NP_004110.2:p.(Asp586_Ser993delinsGlyAspArgLeuLeuArg)

would be preferred. I think in this case the HGVS rules might be taking the wrong approach. I am reaching out to them promptly. Please let me know if you have additional thoughts or if I can help out in any additional way.

reece commented 5 years ago

This question was raised on the HGVS Facebook page (sigh).

Facebook is a closed system (you have to have an account to view the page). Here's the text:

Q: when I have variant LRG_457t1:c.1756_1757insGATCTGGGGATAGACTCCTTCGGTAATGAGTGCTT what is the correct #HGVS description for the predicted consequence at protein level; p.(Asp586_Ser993delinsGlySerGlyAspArgLeuLeuArg), p.(Ser585_Asp586insGlySerGlyAspArgLeuLeuArgTerTerValLeu) or p.(Asp586Glyfs*9)?

A: according to #HGVS insertions containing a translation stop codon in the inserted sequence are described as an insertion, not as a deletion-insertion removing the entire C-terminal amino acid sequence. Therefore the correct description is p.(Ser585_Asp586insGlySerGlyAspArgLeuLeuArgTer). Note that amino acids encoded after the first termination codon are not listed.

akeeeshi commented 5 years ago

I was just about to repost on this thread after the holidays. I actually posed this question to the HGVS group over email two months ago. They finally responded two days ago! Looks like they posted their response on FB as well.

@reece would you view it as a viable improvement to try and make these deletion/insertion generating early termination follow HGVS protocol within the package?

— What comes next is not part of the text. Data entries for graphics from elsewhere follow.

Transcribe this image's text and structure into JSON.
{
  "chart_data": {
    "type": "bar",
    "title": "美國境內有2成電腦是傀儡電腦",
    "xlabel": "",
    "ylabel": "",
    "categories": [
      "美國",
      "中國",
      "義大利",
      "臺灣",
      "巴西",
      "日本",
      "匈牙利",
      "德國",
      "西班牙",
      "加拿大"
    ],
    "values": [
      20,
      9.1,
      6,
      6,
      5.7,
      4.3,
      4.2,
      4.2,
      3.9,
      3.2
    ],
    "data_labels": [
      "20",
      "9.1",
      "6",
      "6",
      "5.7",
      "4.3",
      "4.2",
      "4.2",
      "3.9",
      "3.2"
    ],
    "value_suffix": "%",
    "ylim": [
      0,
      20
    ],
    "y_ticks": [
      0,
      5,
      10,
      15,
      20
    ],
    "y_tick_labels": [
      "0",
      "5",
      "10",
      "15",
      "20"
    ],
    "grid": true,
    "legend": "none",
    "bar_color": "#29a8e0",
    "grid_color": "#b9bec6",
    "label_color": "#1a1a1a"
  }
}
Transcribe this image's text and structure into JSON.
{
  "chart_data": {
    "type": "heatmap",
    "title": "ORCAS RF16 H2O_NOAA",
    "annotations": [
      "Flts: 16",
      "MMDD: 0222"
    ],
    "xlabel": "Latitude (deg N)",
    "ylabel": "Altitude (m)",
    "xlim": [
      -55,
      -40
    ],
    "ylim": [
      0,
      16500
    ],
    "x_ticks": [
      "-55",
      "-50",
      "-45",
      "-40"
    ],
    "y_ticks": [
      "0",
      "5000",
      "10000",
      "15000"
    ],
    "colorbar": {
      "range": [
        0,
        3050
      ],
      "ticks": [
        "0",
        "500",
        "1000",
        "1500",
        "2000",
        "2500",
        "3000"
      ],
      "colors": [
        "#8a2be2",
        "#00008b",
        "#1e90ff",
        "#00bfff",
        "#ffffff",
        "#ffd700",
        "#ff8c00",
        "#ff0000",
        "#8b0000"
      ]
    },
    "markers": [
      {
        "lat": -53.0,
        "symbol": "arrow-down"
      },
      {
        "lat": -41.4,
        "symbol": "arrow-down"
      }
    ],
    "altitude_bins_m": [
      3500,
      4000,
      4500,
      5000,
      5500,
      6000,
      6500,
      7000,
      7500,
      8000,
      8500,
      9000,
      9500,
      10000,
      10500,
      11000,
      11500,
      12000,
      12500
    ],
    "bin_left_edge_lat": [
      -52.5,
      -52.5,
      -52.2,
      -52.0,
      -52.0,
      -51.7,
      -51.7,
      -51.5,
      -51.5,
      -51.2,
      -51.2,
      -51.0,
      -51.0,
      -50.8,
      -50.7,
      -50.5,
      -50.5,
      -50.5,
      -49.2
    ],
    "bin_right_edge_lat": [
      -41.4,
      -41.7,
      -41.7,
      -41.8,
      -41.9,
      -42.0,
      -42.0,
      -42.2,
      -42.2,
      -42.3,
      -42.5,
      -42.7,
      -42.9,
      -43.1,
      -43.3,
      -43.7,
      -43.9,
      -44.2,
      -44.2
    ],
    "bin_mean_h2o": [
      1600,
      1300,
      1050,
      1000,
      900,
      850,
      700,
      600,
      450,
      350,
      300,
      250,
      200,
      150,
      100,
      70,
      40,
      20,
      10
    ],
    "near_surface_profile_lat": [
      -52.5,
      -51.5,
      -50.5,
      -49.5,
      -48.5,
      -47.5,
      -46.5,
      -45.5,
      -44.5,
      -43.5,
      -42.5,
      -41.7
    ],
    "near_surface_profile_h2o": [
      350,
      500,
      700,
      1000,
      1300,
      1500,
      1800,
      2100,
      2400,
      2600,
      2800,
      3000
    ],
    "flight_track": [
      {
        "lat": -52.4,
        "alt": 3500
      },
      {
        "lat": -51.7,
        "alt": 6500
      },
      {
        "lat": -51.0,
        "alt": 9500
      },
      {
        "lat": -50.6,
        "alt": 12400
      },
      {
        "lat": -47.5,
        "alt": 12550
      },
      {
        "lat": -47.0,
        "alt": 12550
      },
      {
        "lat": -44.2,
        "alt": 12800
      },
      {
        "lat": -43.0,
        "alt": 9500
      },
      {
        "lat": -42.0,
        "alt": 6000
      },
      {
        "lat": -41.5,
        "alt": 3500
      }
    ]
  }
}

reece commented 5 years ago

Yes, we should implement what HGVS recommends here. That is, we should revert to the original behavior, but add Ter.

In rereading this thread, I realized that I was so focused on coordinates and ins v. delins that I overlooked the internal Ter in the insert. ☹️

github-actions[bot] commented 11 months ago

This issue is stale because it has been open 90 days with no activity. Remove stale label or comment or this will be closed in 7 days.

github-actions[bot] commented 11 months ago

This issue was closed because it has been stalled for 7 days with no activity.

reece commented 9 months ago

This issue was closed by stalebot. It has been reopened to give more time for community review. See biocommons coding guidelines for stale issue and pull request policies. This resurrection is expected to be a one-time event.

github-actions[bot] commented 6 months ago

This issue is stale because it has been open 90 days with no activity. Remove stale label or comment or this will be closed in 7 days.